Statement (un)equality
James Henderson
james at logicalprogression.net
Fri Feb 20 06:12:47 EST 2004
On Friday 20 February 2004 10:31 am, Adam Przybyla wrote:
> castle:/home/adam>python
> Python 2.3 (#3, Aug 4 2003, 16:43:33)
> [GCC 2.96 20000731 (Red Hat Linux 7.1 2.96-98)] on linux2
> Type "help", "copyright", "credits" or "license" for more information.
>
> >>> [[y,x] for x,y in [1,2],[3,4]]
>
> [[2, 1], [4, 3]]
>
> >>> map(lambda x,y: [y,x], [1,2],[3,4])
>
> [[3, 1], [4, 2]]
>
> Why there is a difference?
Hi,
[[y,x] for x,y in [1,2],[3,4]]
is just the same as:
[[y,x] for (x,y) in ([1,2],[3,4])]
The list comprehension regards "[1,2],[3,4]" as a single argument (a tuple)
and "x,y" is also a tuple. "x,y" is assigned first [1,2] and then [3,4].

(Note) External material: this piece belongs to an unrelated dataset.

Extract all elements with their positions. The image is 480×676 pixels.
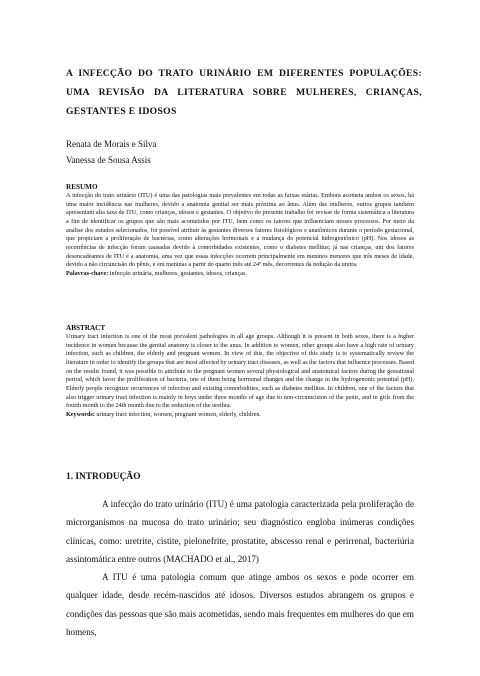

In the map statement "[1,2],[3,4]" are two different arguments. map's
signature allows for any number of iterables to be passed after the first
argument.
> How to make the same thing like in map
> statement?
zip() gives you the sequence of pairs you want to pass: (zip() is very
similar to map with None as the first arguemnt. The difference is how they
handle sequences of unequal length.)
>>> zip([1,2],[3,4])
[(1, 3), (2, 4)]
so:
[[y,x] for x,y in zip([1,2],[3,4])]
will match the behaviour of the map statement.
> Regards
> Adam Przybyla
James
--
James Henderson, Logical Progression Ltd.